The Mérida State Symphony Orchestra (Spanish: Orquesta Sinfónica del Estado Mérida or OSEM) is a symphony orchestra based in the Venezuelan city of Mérida. A non-profit organization, it was founded in 1991 by the Venezuelan pianist and educator José Antonio Abreu.

== History ==

The orchestra was established on June 21, 1991, and evolved from the Mérida State Youth Symphony Orchestra, founded in 1978 as part of the System of Youth Orchestras of Venezuela (FESNOJIV) and led by José Antonio Abreu.

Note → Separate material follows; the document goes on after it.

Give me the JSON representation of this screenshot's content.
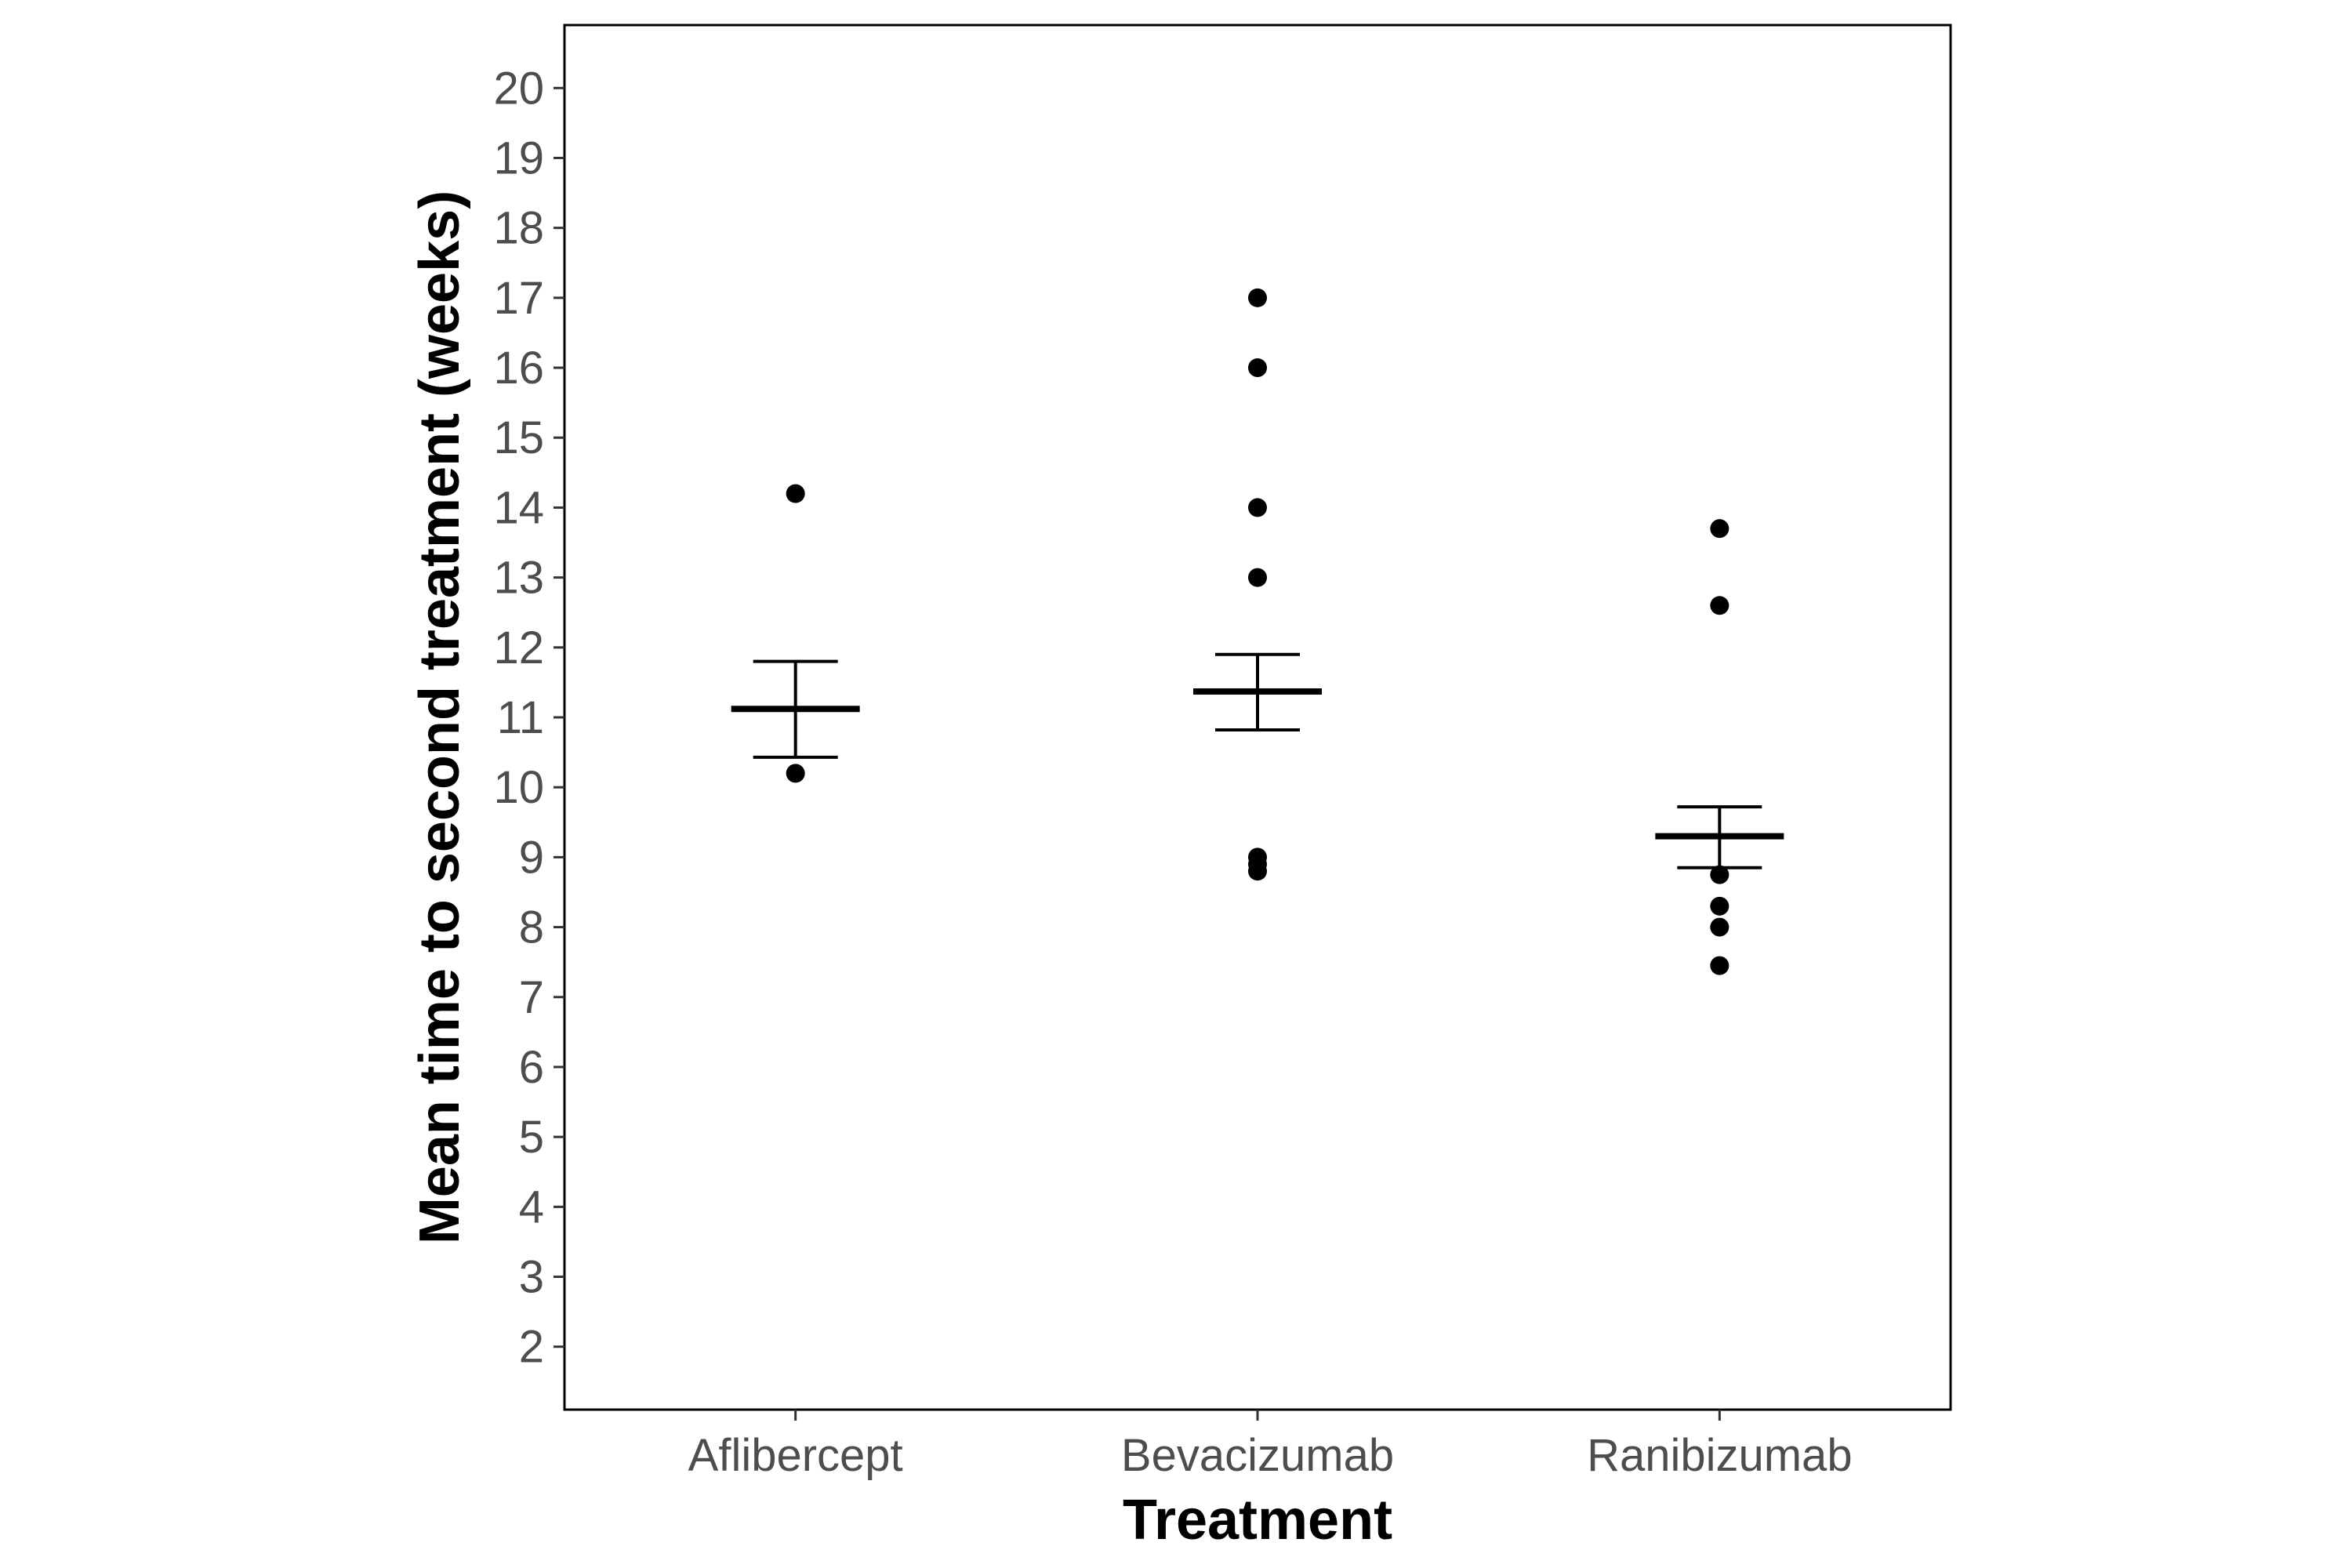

Its co-founder and first artistic director was Amílcar Rivas. Between 1994 and 1997, its Music Director was Sergio Bernal who extended the orchestra's repertoire of European and Latin American symphonic music. Between 1998 and 2001, the OSEM was led by Felipe Izcaray who initiated major programs of community outreach and education which became a fundamental part of the orchestra's activities. César Iván Lara has been the orchestra's Music Director since January 2004.

In the 2006 season, the orchestra participated in many official events of the Mérida State Government, University of the Andes, the FESNOJIV, and various municipalities, giving 39 symphony concerts and 108 teaching and chamber concerts in 21 municipalities in the State of Mérida. In 1999 the OSEM was designated a Patrimonio Cultural del Estado Mérida (Cultural Patrimony of the State of Mérida).

The orchestra began its 20th anniversary year on January 15, 2011 with a performance of Tchaikovsky's Symphony No. 2 for the second annual Festival de Música de Mérida.